Oui, une personne intersexuée pourrait être élue pape, tout comme il y a sans aucun doute eu des homosexuels élus pape. On ne sait pas vraiment ce que cela signifierait, et je pense que c'est une véritable faiblesse du film. Robert Harris, semble-t-il, voulait faire une déclaration sur le genre et l’Église catholique, ce qui est très bien. Mais c'est moins une affirmation qu'un Rubik's Cube. Le nouveau pape s’identifie-t-il comme un homme ou une femme ? Le fait d'avoir des caractéristiques des deux sexes signifie-t-il qu'ils ne peuvent pas être ordonnés ou devenir pape ? Une telle élection serait-elle invalide ? Ces discussions deviennent des anges dansant sur des têtes d’épingle et détournent l’attention des questions les plus importantes.

J'étais à Rome avec un groupe d'étudiants de Fordham en octobre pour la réunion mondiale des dirigeants catholiques, appelée synode. Pendant cette période, le pape François a rencontré un groupe de catholiques trans et intersexués. Ce fut une rencontre très puissante. L'affirmation du pape selon laquelle ils étaient créés par Dieu avec une dignité inhérente était extraordinairement émouvante. L'une d'elles, Nicole Santamaria, une femme intersexuée du Salvador, a écrit à son sujetexpérienceet pour moi, c'est un témoignage plus puissant queConclaveC'est une fin surprise.

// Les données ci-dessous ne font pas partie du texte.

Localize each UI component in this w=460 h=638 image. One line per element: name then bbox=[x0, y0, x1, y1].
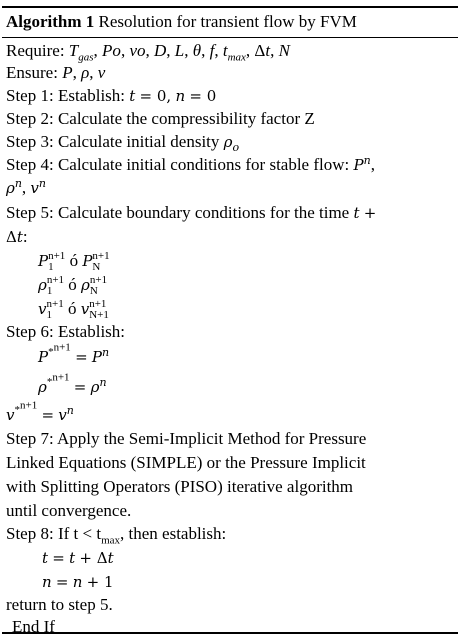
step5-line-2: Δt: bbox=[6, 227, 28, 246]
update-index: n = n + 1 bbox=[42, 573, 114, 591]
step1-line: Step 1: Establish: t = 0, n = 0 bbox=[6, 86, 217, 105]
ensure-line: Ensure: P, ρ, v bbox=[6, 63, 106, 82]
establish-pressure: $P^{*^{n+1}} = P^n$ bbox=[38, 341, 110, 366]
top-rule bbox=[2, 6, 458, 8]
step4-line-2: $\rho^n$, $v^n$ bbox=[6, 177, 46, 197]
step7-line-2: Linked Equations (SIMPLE) or the Pressure Implicit bbox=[6, 453, 366, 472]
bottom-rule bbox=[2, 632, 458, 634]
step2-line: Step 2: Calculate the compressibility factor Z bbox=[6, 109, 315, 128]
algorithm-name: Resolution for transient flow by FVM bbox=[98, 12, 357, 31]
step7-line-4: until convergence. bbox=[6, 501, 132, 520]
end-if-line: End If bbox=[12, 617, 55, 636]
establish-velocity: $v^{*^{n+1}} = v^n$ bbox=[6, 399, 74, 424]
return-line: return to step 5. bbox=[6, 595, 113, 614]
header-rule bbox=[2, 37, 458, 38]
bc-velocity: v n+1 1 ó v n+1 N+1 bbox=[38, 298, 109, 322]
update-time: t = t + Δt bbox=[42, 549, 114, 567]
algorithm-label: Algorithm 1 bbox=[6, 12, 95, 31]
step7-line-3: with Splitting Operators (PISO) iterative algorithm bbox=[6, 477, 354, 496]
step5-line-1: Step 5: Calculate boundary conditions for the time t + bbox=[6, 203, 377, 222]
step4-line-1: Step 4: Calculate initial conditions for stable flow: $P^n$, bbox=[6, 154, 375, 174]
establish-density: $\rho^{*^{n+1}} = \rho^n$ bbox=[38, 371, 107, 396]
bc-pressure: P n+1 1 ó P n+1 N bbox=[38, 250, 110, 274]
algorithm-box bbox=[2, 6, 458, 634]
step8-line: Step 8: If $t < t_{max}$, then establish: bbox=[6, 524, 227, 547]
algorithm-title bbox=[6, 11, 357, 33]
bc-density: ρ n+1 1 ó ρ n+1 N bbox=[38, 274, 108, 298]
require-line: Require: $T_{gas}$, Po, vo, D, L, θ, f, $t_{max}$, Δt, N bbox=[6, 41, 290, 64]
step3-line: Step 3: Calculate initial density $\rho_o$ bbox=[6, 132, 240, 154]
step6-line: Step 6: Establish: bbox=[6, 322, 125, 341]
step7-line-1: Step 7: Apply the Semi-Implicit Method for Pressure bbox=[6, 429, 367, 448]
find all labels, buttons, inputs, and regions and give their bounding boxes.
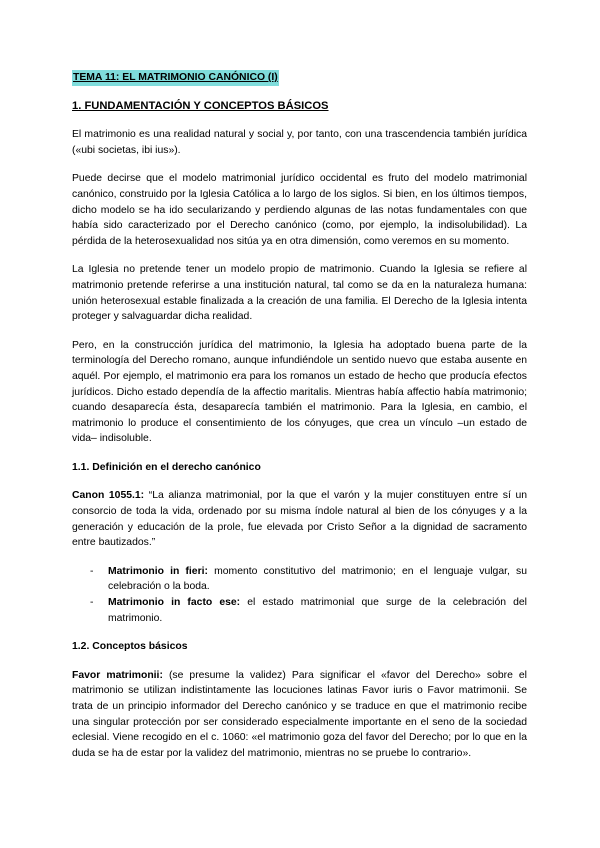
canon-paragraph bbox=[72, 488, 527, 550]
favor-label: Favor matrimonii: bbox=[72, 669, 163, 681]
bullet-dash: - bbox=[90, 597, 94, 609]
document-title: TEMA 11: EL MATRIMONIO CANÓNICO (I) bbox=[72, 70, 279, 86]
list-item bbox=[72, 564, 527, 595]
subsection-heading-1-1: 1.1. Definición en el derecho canónico bbox=[72, 461, 261, 473]
bullet-list bbox=[72, 564, 527, 626]
bullet-term: Matrimonio in facto ese: bbox=[108, 597, 241, 609]
bullet-text: momento constitutivo del matrimonio; en el lenguaje vulgar, su celebración o la boda. bbox=[108, 565, 527, 593]
bullet-text: el estado matrimonial que surge de la celebración del matrimonio. bbox=[108, 597, 527, 624]
paragraph-3: La Iglesia no pretende tener un modelo propio de matrimonio. Cuando la Iglesia se refiere al matrimonio pretende referirse a una institución natural, tal como se da en la naturaleza humana: unión heterosexual estable finalizada a la creación de una familia. El Derecho de la Iglesia intenta proteger y salvaguardar dicha realidad. bbox=[72, 264, 527, 323]
canon-text: “La alianza matrimonial, por la que el varón y la mujer constituyen entre sí un consorcio de toda la vida, ordenado por su misma índole natural al bien de los cónyuges y a la generación y educación de la prole, fue elevada por Cristo Señor a la dignidad de sacramento entre bautizados.” bbox=[72, 490, 528, 549]
title-line bbox=[72, 70, 527, 86]
bullet-dash: - bbox=[90, 565, 94, 577]
document-page bbox=[72, 70, 527, 761]
bullet-term: Matrimonio in fieri: bbox=[108, 565, 208, 577]
list-item bbox=[72, 595, 527, 626]
paragraph-4: Pero, en la construcción jurídica del matrimonio, la Iglesia ha adoptado buena parte de la terminología del Derecho romano, aunque infundiéndole un sentido nuevo que estaba ausente en aquél. Por ejemplo, el matrimonio era para los romanos un estado de hecho que producía efectos jurídicos. Dicho estado dependía de la affectio maritalis. Mientras había affectio había matrimonio; cuando desaparecía ésta, desaparecía también el matrimonio. Para la Iglesia, en cambio, el matrimonio lo produce el consentimiento de los cónyuges, que crea un vínculo –un estado de vida– indisoluble. bbox=[72, 339, 527, 445]
canon-label: Canon 1055.1: bbox=[72, 490, 145, 502]
paragraph-1: El matrimonio es una realidad natural y social y, por tanto, con una trascendencia también jurídica («ubi societas, ibi ius»). bbox=[72, 129, 527, 156]
favor-text: (se presume la validez) Para significar el «favor del Derecho» sobre el matrimonio se utilizan indistintamente las locuciones latinas Favor iuris o Favor matrimonii. Se trata de un principio informador del Derecho canónico y se traduce en que el matrimonio recibe una singular protección por ser considerado especialmente importante en el seno de la sociedad eclesial. Viene recogido en el c. 1060: «el matrimonio goza del favor del Derecho; por lo que en la duda se ha de estar por la validez del matrimonio, mientras no se pruebe lo contrario». bbox=[72, 669, 527, 759]
favor-paragraph bbox=[72, 668, 527, 762]
paragraph-2: Puede decirse que el modelo matrimonial jurídico occidental es fruto del modelo matrimonial canónico, construido por la Iglesia Católica a lo largo de los siglos. Si bien, en los últimos tiempos, dicho modelo se ha ido secularizando y perdiendo algunas de las notas fundamentales con que había sido caracterizado por el Derecho canónico (como, por ejemplo, la indisolubilidad). La pérdida de la heterosexualidad nos sitúa ya en otra dimensión, como veremos en su momento. bbox=[72, 173, 527, 247]
subsection-heading-1-2: 1.2. Conceptos básicos bbox=[72, 641, 188, 653]
section-heading-1: 1. FUNDAMENTACIÓN Y CONCEPTOS BÁSICOS bbox=[72, 99, 329, 112]
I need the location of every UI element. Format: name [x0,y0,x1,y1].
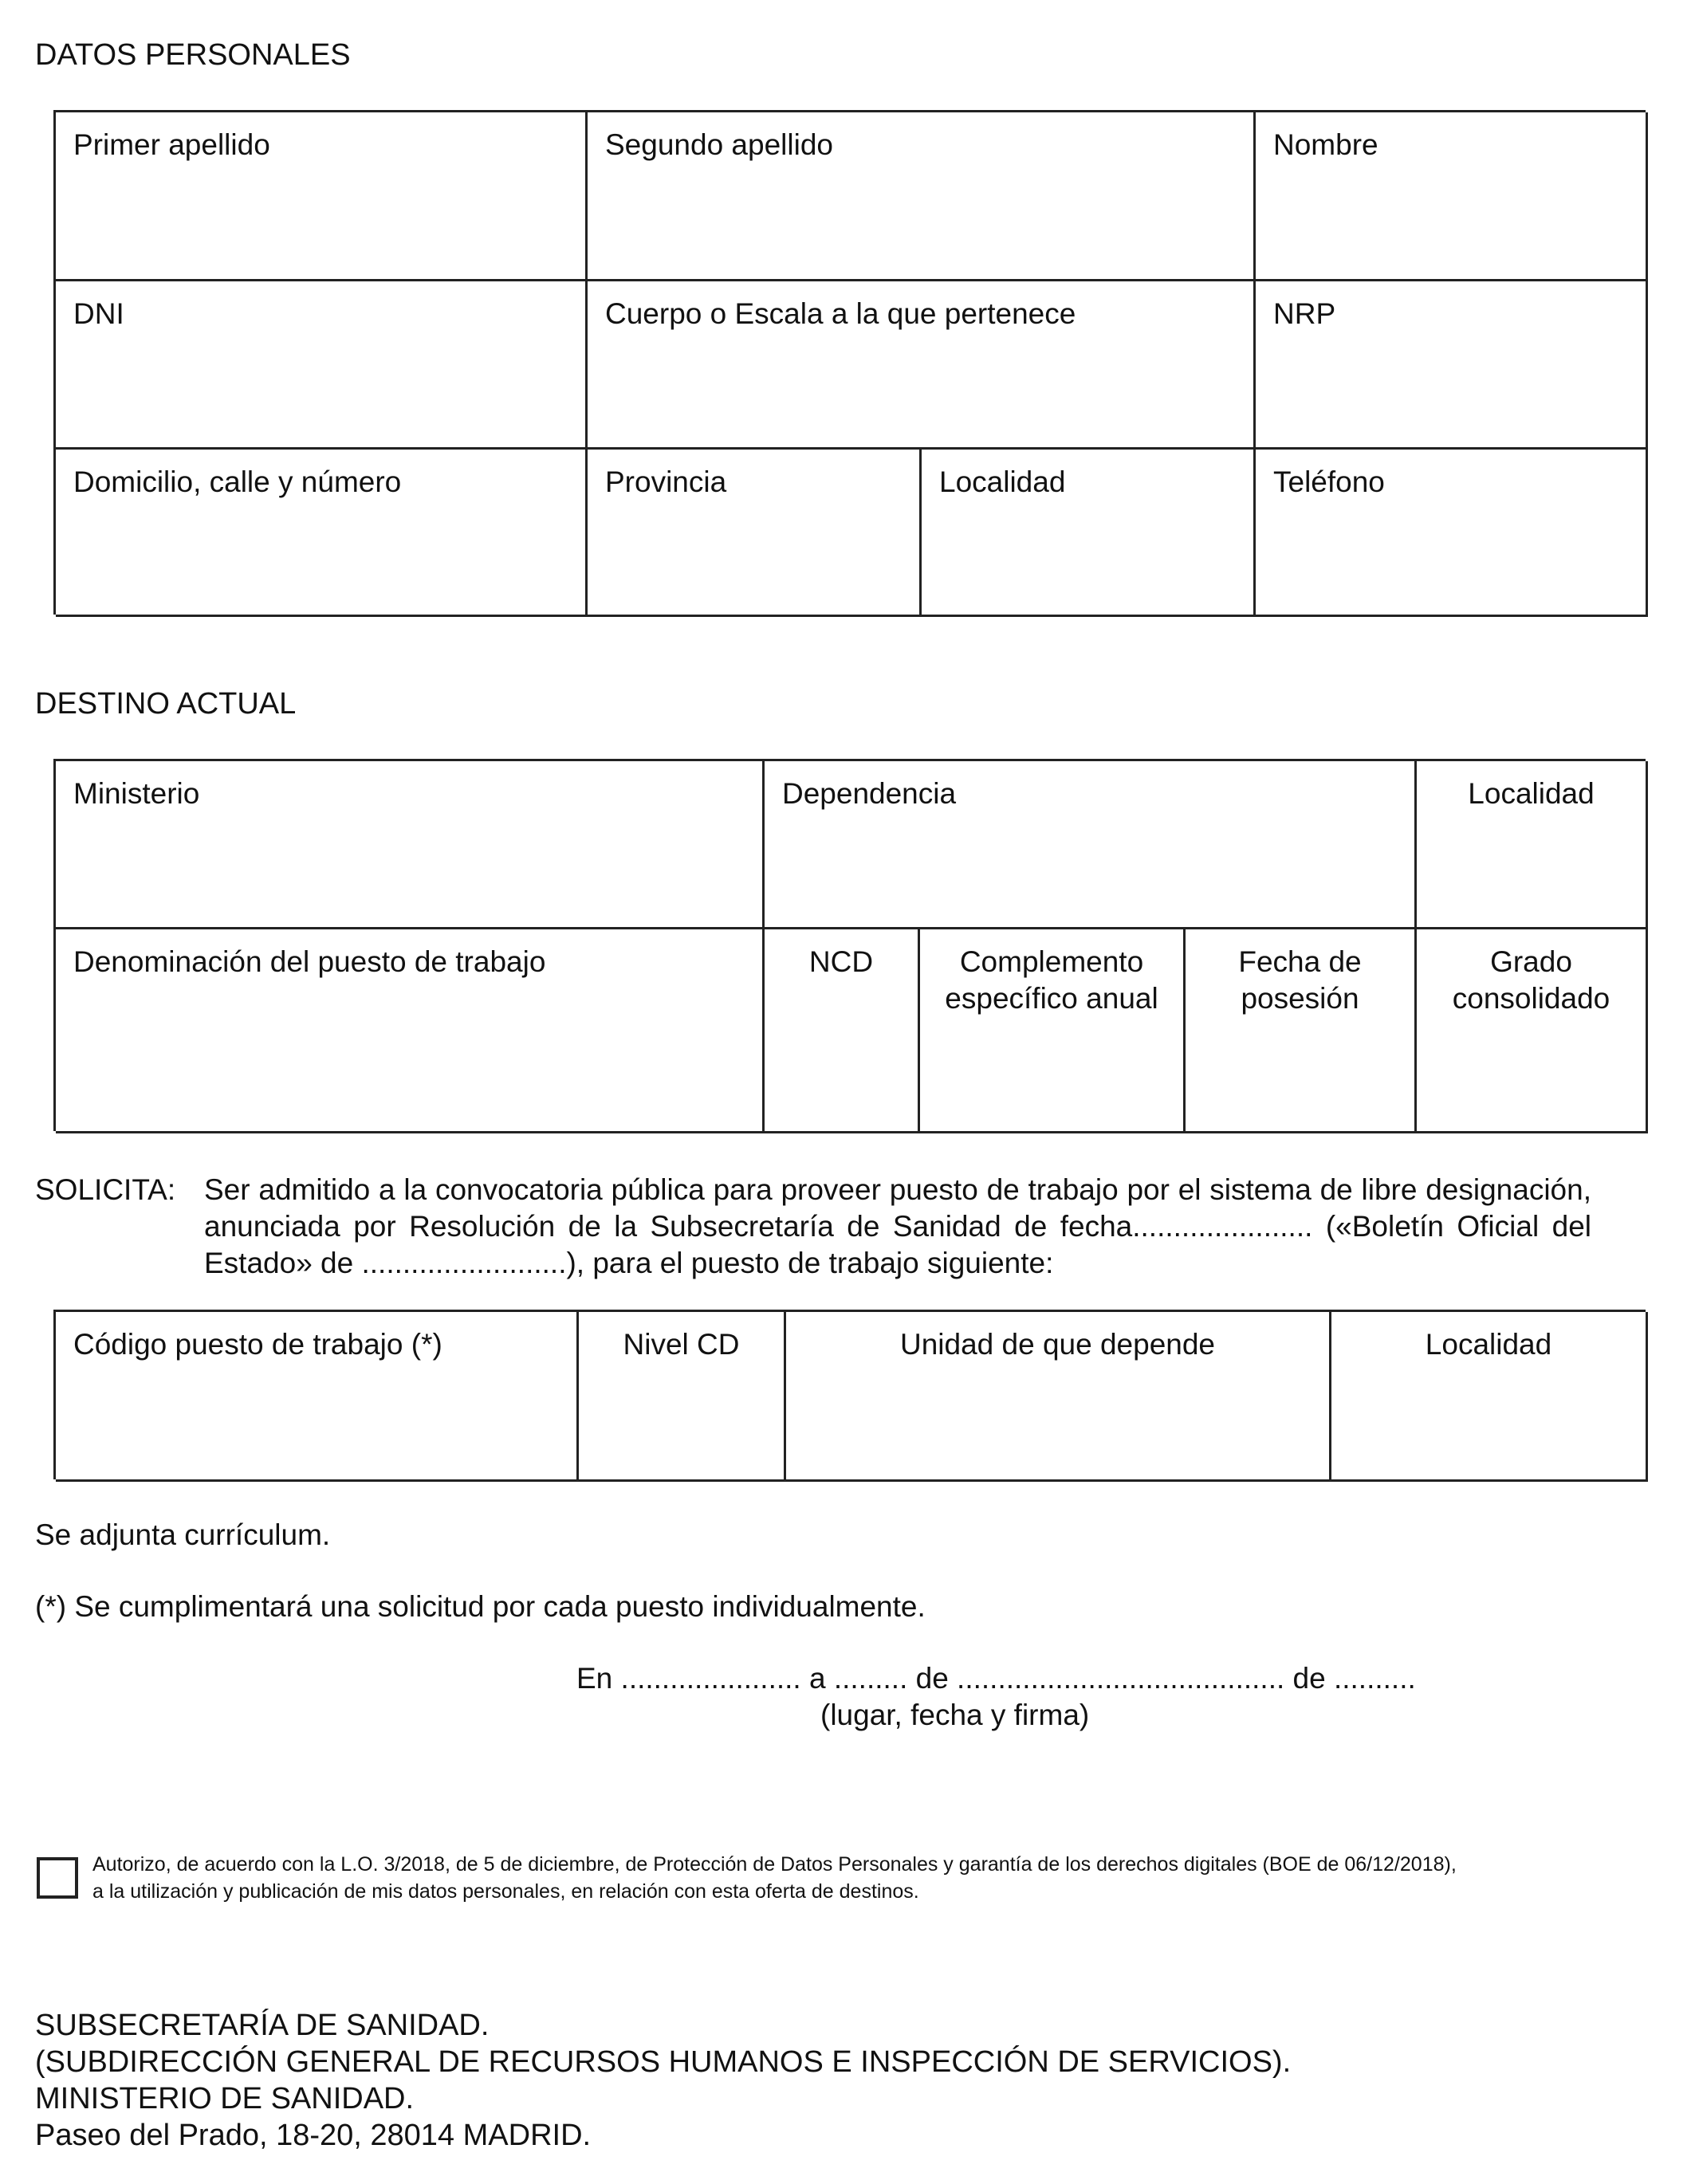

Dans quelle mesure les cardinaux font-ils réellement campagne pour ce rôle ?

Certains cardinaux font campagne, mais ils doivent le faire en silence, car si vous êtes perçu comme ambitieux, c'est fini. La clé est d’avoir des alliés qui font campagne pour vous. Si vous êtes considéré comme un favori, vos collègues cardinaux ne voteront pas pour vous. Comme ledites : « Celui qui entre au conclave pape, en sort cardinal ».

Dans quelle mesure est-il plausible qu’un parfait inconnu soit élu pape, comme le fait le cardinal Benitez ? Je suppose qu'il y a des favoris évidents lorsque les cardinaux se réunissent lors de leur conclave.

Il y a quelques favoris, mais il s'agit généralement d'un grand groupe, de 15 à 20 candidats plausibles. Au cours des siècles passés, c'était beaucoup plus prévisible, mais depuis que Jean XXIII a été élu comme étranger en 1958, personne n'a pu le deviner. Les cardinaux ne veulent pas se lancer dans l’inconnu total : s’ils choisissent un cheval noir, ils veulent que ce cardinal soit un choix sûr, une quantité connue. Mais ils peuvent encore être surpris de savoir qui devient la valeur sûre, comme cela s’est produit avec le pape François.

L’ordination d’un cardinal secret connu uniquement du pape a-t-elle un précédent ou s’agit-il d’un scénario imaginatif ?

Il existe une véritable coutume selon laquelle un pape peut nommer un cardinal « in pectore », qui signifie en latin « dans son cœur » ou « dans sa poitrine ». Le nom n'est généralement connu que du pape, car l'évêque risquerait d'être persécuté si son statut était connu. Cela n'est jamais expliqué dans le film pour des raisons de temps, j'en suis sûr. Un problème technique est que dès qu’un pape décède, s’il n’a pas révélé son nom, ce cardinal secret ne sera plus cardinal et ne pourra pas entrer dans un conclave même avec une autorisation, comme le fait le cardinal Benitez.

Pourriez-vous me parler des conséquences immédiates de la mort du pape ? Qu'est-ce que le film a de bien (ou de mal) – de la destruction de sa bague à la mise sous scellés de sa chambre, en passant par son corps jeté sans cérémonie sur une civière ?

Le film corrige de nombreux rituels entourant la mort d'un pape. C'est un cadavre ! Ils n'embaument toujours pas les papes, ils ont donc tendance à se détériorer lorsqu'ils passent des jours à être exposés avant l'enterrement. C'est quand même mieux qu'au bon vieux temps, où l'on retirait les viscères du pape mort et les emballait pour les vénérer dans une église romaine. Et ne cherchez pas sur Google ce qui est arrivé à Pie XII dans les années 1950 si vous n'avez pas encore dîné…

Un gif du Cardinal Tedescocoup de vapeest devenu viral – des pensées ?

Certains de ces gars fument encore ! Mais pas autant que les années précédentes, lorsque le Collège des cardinaux était en grande partie une institution italienne. Le vapotage est une amélioration par rapport aux conclaves enfumés des siècles passés, et je ne parle pas seulement de l'encens. Le cardinal Tedesco est aussi un grand personnage. S’il n’était pas un cardinal italien, il serait peut-être exagéré. Pas ici.